Other pathogens to consider based on epidemiological clues include Vibrio species (exposure to brackish water), Aeromonas, Plesiomonas, and Schistosoma mansoni 1, 2.
Diagnostic Approach
Stool testing should be performed for Salmonella, Shigella, Campylobacter, Yersinia, C. difficile, and STEC in patients with fever, bloody or mucoid stools, severe abdominal cramping or tenderness, or signs of sepsis 1, 5. A single diarrheal stool specimen (one that takes the shape of the container) is optimal for diagnosis 1, 5.

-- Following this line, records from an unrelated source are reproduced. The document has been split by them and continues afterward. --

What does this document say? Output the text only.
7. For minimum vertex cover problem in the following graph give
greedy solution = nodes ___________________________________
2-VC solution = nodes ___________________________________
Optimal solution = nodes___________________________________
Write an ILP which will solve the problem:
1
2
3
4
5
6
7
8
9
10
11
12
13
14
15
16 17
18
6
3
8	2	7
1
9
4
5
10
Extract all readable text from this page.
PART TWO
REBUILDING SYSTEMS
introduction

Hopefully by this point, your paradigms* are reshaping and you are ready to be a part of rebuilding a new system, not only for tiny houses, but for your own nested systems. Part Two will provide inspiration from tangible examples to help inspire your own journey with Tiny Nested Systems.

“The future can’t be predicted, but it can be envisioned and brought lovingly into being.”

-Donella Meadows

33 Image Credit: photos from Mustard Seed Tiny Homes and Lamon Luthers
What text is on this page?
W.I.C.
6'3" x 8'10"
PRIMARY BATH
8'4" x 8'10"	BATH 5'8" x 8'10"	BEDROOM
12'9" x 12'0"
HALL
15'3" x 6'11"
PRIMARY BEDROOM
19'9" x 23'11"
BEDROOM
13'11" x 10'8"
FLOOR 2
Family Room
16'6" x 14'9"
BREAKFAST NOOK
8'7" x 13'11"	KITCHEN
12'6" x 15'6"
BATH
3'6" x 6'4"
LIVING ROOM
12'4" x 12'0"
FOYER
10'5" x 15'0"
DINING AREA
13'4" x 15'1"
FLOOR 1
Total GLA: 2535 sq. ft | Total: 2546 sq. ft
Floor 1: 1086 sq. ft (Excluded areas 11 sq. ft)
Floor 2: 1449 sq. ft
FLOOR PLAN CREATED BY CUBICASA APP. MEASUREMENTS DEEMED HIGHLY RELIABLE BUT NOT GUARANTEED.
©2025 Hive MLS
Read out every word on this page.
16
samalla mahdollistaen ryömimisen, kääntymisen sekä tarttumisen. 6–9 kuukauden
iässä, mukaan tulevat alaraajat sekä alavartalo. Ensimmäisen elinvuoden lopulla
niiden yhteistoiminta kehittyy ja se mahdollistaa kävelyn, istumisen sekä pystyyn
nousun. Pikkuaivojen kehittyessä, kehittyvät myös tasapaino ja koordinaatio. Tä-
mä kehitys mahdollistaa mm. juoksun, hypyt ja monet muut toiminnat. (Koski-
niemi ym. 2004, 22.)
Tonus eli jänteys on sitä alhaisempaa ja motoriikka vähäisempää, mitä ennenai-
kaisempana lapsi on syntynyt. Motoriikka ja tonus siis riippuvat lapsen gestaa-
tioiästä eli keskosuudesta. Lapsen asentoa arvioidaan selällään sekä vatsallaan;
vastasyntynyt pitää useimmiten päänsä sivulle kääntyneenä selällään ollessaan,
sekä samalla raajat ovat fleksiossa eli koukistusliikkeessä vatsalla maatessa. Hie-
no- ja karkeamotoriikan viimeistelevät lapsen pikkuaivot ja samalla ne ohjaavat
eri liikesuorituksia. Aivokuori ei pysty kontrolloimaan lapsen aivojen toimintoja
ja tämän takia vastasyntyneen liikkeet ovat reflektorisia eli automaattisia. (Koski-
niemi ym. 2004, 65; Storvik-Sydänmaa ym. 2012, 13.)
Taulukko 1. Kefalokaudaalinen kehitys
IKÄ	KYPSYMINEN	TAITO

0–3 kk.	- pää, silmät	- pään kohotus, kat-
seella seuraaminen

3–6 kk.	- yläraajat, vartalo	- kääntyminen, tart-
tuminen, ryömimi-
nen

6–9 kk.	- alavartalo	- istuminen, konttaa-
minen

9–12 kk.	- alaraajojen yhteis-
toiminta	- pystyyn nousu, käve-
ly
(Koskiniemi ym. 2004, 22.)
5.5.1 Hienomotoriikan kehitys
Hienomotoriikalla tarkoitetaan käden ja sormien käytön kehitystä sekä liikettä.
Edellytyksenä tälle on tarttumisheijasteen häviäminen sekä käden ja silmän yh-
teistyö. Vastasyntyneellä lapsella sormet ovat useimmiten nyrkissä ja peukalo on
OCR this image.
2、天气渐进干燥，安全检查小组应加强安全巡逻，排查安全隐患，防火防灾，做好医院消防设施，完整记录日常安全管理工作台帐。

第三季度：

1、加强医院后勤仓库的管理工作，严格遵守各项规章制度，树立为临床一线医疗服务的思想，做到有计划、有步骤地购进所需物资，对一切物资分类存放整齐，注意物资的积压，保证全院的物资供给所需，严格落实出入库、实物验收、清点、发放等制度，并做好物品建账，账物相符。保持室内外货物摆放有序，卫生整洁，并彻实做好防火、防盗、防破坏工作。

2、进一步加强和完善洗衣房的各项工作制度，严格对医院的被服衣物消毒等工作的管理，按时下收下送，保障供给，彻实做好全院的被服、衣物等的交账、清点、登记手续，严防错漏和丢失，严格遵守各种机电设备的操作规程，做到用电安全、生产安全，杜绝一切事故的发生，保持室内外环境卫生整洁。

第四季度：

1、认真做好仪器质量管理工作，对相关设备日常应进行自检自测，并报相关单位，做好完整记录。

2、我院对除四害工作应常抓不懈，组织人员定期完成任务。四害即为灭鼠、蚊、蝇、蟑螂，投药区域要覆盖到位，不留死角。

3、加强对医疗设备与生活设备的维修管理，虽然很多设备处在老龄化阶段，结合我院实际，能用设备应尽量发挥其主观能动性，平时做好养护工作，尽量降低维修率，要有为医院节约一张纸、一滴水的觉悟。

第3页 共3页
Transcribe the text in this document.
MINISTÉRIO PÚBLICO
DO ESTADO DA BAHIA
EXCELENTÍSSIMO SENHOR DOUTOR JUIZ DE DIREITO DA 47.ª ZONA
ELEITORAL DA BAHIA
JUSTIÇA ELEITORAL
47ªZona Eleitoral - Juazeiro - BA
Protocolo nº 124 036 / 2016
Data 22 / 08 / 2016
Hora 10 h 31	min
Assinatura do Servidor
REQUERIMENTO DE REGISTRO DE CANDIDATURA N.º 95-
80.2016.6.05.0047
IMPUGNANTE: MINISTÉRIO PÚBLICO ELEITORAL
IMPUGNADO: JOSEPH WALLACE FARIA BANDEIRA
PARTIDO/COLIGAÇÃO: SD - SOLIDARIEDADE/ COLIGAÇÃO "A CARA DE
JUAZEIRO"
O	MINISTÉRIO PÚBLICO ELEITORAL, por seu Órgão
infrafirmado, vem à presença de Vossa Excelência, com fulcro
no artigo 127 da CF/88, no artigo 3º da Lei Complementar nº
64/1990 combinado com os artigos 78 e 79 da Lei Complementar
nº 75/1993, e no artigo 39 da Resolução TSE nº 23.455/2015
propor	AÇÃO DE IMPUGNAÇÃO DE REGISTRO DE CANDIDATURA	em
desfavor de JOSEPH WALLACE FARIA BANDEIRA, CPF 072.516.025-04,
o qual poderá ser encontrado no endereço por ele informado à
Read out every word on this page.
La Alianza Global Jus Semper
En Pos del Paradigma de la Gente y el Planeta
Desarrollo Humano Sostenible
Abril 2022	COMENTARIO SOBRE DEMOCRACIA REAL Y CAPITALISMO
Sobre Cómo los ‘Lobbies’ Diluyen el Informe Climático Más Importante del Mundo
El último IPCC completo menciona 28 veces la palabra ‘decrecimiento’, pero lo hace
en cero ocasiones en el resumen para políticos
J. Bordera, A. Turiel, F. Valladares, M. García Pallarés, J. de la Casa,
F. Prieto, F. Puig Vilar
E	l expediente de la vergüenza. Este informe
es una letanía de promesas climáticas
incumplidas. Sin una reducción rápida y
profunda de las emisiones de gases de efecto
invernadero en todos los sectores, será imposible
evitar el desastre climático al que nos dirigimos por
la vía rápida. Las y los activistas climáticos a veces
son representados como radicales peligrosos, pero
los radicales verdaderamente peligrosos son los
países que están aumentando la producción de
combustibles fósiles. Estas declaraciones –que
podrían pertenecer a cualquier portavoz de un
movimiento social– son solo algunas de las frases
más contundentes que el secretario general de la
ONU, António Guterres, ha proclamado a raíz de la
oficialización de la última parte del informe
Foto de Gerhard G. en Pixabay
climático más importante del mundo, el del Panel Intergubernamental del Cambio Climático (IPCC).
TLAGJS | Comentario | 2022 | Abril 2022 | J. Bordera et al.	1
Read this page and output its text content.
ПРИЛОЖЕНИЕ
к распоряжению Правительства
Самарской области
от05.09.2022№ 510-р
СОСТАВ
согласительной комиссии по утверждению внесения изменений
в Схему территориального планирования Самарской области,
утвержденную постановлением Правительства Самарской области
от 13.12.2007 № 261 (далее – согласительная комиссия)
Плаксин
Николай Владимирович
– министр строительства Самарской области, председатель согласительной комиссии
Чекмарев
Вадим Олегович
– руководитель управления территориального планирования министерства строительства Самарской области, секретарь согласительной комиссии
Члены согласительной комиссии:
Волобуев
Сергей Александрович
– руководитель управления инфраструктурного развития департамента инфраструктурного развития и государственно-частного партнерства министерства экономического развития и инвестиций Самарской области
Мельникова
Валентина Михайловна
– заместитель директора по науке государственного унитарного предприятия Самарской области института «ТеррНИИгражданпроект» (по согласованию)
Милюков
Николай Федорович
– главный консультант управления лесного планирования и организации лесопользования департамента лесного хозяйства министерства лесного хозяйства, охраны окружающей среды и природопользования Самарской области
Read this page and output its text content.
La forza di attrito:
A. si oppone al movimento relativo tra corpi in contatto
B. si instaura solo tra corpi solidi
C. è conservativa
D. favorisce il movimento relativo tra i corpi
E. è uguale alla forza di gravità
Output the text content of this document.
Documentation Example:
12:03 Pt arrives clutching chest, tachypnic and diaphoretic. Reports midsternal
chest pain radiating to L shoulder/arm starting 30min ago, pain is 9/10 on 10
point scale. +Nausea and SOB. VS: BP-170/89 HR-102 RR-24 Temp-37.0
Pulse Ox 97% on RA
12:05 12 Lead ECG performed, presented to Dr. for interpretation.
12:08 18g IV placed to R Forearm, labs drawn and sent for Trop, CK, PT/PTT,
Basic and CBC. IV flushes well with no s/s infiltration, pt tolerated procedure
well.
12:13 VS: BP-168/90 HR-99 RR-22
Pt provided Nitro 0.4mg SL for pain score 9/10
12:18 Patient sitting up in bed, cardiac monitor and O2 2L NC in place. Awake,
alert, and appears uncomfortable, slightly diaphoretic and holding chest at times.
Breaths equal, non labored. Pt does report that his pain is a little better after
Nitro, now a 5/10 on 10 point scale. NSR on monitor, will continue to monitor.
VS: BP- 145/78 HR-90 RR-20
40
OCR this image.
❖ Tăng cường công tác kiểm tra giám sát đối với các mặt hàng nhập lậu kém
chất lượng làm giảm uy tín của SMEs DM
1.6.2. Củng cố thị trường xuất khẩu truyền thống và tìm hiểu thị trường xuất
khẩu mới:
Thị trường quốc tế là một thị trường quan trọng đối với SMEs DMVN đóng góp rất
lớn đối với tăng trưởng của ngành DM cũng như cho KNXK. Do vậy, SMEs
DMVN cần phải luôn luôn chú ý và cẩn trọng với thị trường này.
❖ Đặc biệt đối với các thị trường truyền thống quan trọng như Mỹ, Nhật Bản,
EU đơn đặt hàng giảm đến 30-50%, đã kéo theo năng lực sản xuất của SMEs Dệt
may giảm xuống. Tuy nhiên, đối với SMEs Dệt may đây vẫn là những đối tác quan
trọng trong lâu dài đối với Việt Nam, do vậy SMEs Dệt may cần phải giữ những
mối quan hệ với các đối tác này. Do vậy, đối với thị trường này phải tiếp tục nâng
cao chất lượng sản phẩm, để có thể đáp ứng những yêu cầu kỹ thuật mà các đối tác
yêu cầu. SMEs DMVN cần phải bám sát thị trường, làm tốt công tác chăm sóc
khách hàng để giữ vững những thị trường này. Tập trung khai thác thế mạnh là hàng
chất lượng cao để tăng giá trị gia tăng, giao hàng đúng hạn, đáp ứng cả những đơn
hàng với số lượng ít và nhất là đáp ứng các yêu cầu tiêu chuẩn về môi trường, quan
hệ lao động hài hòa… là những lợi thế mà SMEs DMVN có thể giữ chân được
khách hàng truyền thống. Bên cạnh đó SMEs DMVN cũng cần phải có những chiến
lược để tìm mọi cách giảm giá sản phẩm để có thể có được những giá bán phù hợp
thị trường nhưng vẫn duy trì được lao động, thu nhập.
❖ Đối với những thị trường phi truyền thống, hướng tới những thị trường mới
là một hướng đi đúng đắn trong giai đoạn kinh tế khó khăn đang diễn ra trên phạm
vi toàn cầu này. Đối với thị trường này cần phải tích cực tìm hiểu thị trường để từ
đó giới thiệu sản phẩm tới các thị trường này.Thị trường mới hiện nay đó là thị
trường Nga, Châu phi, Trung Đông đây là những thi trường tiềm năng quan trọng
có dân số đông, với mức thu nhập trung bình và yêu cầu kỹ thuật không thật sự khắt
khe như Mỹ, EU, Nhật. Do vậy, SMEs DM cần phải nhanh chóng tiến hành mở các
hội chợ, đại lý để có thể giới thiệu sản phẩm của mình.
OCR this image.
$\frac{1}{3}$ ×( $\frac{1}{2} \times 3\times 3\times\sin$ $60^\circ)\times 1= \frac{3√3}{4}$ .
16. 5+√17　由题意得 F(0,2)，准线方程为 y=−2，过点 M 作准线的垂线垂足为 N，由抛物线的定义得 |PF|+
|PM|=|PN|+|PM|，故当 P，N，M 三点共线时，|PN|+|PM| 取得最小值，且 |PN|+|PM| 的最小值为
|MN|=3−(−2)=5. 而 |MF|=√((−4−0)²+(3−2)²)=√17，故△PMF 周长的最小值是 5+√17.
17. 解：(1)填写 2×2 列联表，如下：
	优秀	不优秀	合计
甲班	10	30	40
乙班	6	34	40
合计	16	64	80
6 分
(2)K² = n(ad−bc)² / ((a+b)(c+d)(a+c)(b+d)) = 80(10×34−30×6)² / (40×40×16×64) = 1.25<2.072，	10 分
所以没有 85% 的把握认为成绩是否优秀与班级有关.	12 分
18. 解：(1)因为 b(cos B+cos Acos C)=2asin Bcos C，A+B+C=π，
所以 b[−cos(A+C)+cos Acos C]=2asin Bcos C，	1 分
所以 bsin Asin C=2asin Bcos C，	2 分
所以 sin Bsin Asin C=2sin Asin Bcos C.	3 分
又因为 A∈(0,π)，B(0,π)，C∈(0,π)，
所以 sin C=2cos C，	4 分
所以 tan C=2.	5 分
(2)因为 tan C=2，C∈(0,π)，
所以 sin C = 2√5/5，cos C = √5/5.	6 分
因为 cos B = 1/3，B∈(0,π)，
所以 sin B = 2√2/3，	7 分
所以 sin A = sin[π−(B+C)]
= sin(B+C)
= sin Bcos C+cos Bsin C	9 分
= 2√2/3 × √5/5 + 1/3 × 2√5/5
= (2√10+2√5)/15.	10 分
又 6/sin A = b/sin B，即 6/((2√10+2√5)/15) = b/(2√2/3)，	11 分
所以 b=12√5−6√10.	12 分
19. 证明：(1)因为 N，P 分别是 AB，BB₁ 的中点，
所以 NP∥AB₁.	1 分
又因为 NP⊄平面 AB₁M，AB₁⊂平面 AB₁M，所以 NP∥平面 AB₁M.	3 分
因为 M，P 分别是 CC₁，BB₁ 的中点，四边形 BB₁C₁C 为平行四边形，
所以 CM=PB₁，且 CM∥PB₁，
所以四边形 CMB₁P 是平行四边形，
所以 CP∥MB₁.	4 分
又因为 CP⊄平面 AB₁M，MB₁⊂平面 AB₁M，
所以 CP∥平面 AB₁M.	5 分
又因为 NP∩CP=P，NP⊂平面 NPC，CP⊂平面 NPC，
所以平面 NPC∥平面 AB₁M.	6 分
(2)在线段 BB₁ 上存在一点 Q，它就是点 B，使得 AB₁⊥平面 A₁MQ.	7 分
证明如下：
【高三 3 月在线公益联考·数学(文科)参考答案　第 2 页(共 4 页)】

For STEC detection, use sorbitol-MacConkey agar or chromogenic agar to screen for O157:H7, plus Shiga toxin detection for non-O157 serotypes 1, 5. Shigella dysenteriae type 1 also produces Shiga toxin and should be considered, especially with international travel history 1.
Stool microscopy for E. histolytica trophozoites is essential when available 1. If microscopy shows no definite trophozoites after two different antibiotics for shigellosis fail, then treatment for amebiasis should be considered 1.
Critical Clinical Distinctions
Bacterial dysentery typically presents acutely with rapid onset, high fever, and pronounced systemic symptoms 4. Amebic dysentery is more insidious, with persistent or chronic presentation over weeks to months 4.
Blood cultures are indicated in infants <3 months, patients with signs of septicemia, suspected enteric fever, immunocompromised patients, and those with travel to enteric fever-endemic areas 1, 4, 5.
Common Pitfalls
Do not use antibiotics empirically in STEC infections, particularly those producing Shiga toxin 2, as this increases the risk of hemolytic uremic syndrome 4. The exception is infants <3 months with suspected bacterial etiology, or immunocompetent individuals with documented fever, abdominal pain, bloody diarrhea, and presumed bacillary dysentery due to Shigella 4.
Resistant shigellosis remains more likely than amebiasis even after treatment failure with two antibiotics 1. Periodic antibiotic susceptibility testing is advisable given widespread multidrug-resistant Shigella strains 1.